The Macau government announced Saturday that its ninth round of facemask sales starts today.
As in the previous eight rounds, each resident and non-resident worker is entitled to buy 10 facemasks at the fixed price of 8 patacas (US$1) at designated pharmacies, health centres and community association premises.
Once again, facemasks for children aged between three and eight will also be on sale. Each child in the age group is entitled to five facemasks.
The tie-on and ear-loop facemasks are available at 84 outlets. Senior citizens may request ear-loop facemasks.
So far, each round has lasted 10 days. The eight’s round ended Saturday.
Public Conde de S. Januário Hospital Centre physician Alvis Lo Iek Long said Saturday at a daily press conference about the COVID-19 threat today that six million facemasks were sold at the behest of the government in the eighth round.
According to public broadcaster TDM-Radio Macau, 46 million facemasks have been sold under the government scheme since late January. Lo said that at least one more round of facemask sales will be organised by the government.

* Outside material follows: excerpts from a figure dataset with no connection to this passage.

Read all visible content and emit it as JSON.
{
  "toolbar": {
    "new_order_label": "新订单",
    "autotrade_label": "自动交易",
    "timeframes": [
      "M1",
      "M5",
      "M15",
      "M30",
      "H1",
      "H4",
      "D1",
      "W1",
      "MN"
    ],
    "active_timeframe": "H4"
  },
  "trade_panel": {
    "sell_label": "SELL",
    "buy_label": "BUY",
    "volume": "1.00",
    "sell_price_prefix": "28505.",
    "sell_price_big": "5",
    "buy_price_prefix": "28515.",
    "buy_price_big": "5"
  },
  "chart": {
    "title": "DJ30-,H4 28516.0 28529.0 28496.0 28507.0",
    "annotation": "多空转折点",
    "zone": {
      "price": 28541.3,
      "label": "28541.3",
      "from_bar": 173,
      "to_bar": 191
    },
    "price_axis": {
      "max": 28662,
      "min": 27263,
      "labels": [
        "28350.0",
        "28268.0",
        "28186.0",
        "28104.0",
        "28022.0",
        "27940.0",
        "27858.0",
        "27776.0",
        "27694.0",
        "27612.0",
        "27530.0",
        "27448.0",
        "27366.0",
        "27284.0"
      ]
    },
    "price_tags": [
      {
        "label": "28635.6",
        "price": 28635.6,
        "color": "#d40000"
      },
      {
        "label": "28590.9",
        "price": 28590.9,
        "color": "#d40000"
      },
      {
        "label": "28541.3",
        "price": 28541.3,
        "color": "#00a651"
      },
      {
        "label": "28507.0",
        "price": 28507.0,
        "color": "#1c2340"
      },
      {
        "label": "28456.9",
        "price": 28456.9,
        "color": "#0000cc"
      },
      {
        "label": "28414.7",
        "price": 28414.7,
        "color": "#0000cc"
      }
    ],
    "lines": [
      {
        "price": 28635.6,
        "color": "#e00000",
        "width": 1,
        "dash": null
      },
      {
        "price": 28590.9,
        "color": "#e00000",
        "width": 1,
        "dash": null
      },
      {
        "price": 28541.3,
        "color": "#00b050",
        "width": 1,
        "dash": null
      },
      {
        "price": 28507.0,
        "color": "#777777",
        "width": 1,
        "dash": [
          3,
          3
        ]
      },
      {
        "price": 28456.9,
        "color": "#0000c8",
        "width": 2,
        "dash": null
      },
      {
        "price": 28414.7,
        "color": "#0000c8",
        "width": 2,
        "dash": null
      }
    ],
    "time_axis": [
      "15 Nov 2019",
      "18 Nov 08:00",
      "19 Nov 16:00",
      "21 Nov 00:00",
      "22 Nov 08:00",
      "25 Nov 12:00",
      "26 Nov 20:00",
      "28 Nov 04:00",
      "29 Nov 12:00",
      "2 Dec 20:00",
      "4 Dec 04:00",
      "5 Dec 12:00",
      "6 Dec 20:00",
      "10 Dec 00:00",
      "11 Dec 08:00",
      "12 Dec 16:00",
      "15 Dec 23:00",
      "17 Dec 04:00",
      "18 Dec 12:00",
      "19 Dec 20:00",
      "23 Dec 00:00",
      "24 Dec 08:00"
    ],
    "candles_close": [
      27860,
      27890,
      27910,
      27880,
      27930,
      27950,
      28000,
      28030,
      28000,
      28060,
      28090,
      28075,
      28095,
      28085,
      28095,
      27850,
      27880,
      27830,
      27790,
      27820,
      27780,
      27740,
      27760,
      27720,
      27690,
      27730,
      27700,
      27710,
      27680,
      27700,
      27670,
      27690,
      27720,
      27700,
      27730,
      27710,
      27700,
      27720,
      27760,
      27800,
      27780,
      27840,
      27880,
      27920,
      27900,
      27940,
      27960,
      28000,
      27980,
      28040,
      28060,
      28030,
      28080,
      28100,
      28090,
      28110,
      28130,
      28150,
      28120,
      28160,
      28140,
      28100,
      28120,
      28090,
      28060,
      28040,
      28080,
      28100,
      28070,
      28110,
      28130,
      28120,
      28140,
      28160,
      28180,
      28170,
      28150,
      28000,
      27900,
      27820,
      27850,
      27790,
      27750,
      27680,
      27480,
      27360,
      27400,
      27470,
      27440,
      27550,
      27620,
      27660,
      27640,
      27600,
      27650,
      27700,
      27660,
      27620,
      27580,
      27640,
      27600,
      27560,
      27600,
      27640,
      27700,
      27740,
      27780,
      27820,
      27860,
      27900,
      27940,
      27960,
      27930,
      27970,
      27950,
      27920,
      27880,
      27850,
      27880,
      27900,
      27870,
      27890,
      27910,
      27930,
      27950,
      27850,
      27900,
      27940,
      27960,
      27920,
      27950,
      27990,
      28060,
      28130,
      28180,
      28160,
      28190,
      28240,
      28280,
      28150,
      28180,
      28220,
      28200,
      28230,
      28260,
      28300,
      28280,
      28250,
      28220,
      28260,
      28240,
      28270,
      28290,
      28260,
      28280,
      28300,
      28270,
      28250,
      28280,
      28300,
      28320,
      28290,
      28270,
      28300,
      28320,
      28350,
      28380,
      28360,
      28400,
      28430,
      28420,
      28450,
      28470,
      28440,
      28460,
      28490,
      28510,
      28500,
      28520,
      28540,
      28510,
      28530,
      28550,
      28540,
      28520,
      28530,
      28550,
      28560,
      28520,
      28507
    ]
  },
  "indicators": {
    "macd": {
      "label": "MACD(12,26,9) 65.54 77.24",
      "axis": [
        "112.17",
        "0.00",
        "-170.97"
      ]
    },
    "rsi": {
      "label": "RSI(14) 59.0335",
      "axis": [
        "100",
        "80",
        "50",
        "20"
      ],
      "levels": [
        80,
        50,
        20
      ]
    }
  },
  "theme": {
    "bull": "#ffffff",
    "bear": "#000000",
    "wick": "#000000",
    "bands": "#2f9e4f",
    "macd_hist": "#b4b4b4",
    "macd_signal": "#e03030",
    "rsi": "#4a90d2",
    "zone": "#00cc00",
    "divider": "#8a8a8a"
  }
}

Apart from the government-initiated sales, facemasks are also available at market prices from a variety of outlets such as pharmacies and retail shops, including facemasks for babies and toddlers. The government has said that children under the age of three should not wear facemasks as doing so could affect their breathing.
Observers say that close to 100% of pedestrians in Macau are wearing facemasks.
Facemasks are mandatory to enter public administration premises, hospitals and for public transport passengers. Bank branches, casinos and many other kinds of private businesses also require people to wear facemasks and have their temperatures checked before being allowed in.
Macau, which had a population of 679,600 at the end of last year, has a population density of around 20,650 people per square kilometre, one of the highest in the world.
Macau has 45 confirmed novel coronavirus disease cases, without any deaths.
The 10 first patients – seven tourists from Wuhan and three locals – have been discharged from hospital.
Nearly all of the 45 cases have been imported from the Chinese mainland and overseas, many of them local students who returned from Europe.
No new cases have been detected since April 8.
All local residents returning to the city have to undergo 14-day quarantine and medical observation at a government-arranged facility free of charge.
Non-locals, only a few of them are allowed to enter Macau, have to pay 5,600 patacas for the 14 days of quarantine.
Unlike Hong Kong, Macau has been spared a COVID-19 community outbreak.
Analysts have attributed Macau’s zero death toll and relatively low number of confirmed cases to the government’s swift action against the novel coranavirus, which was launched in late January, and a raft of strict COVID-19 prevention and control measures including tightly controlled entry restrictions for non-locals.
Macau reported its first COVID-19 case on January 22, shortly before the Chinese New Year holiday.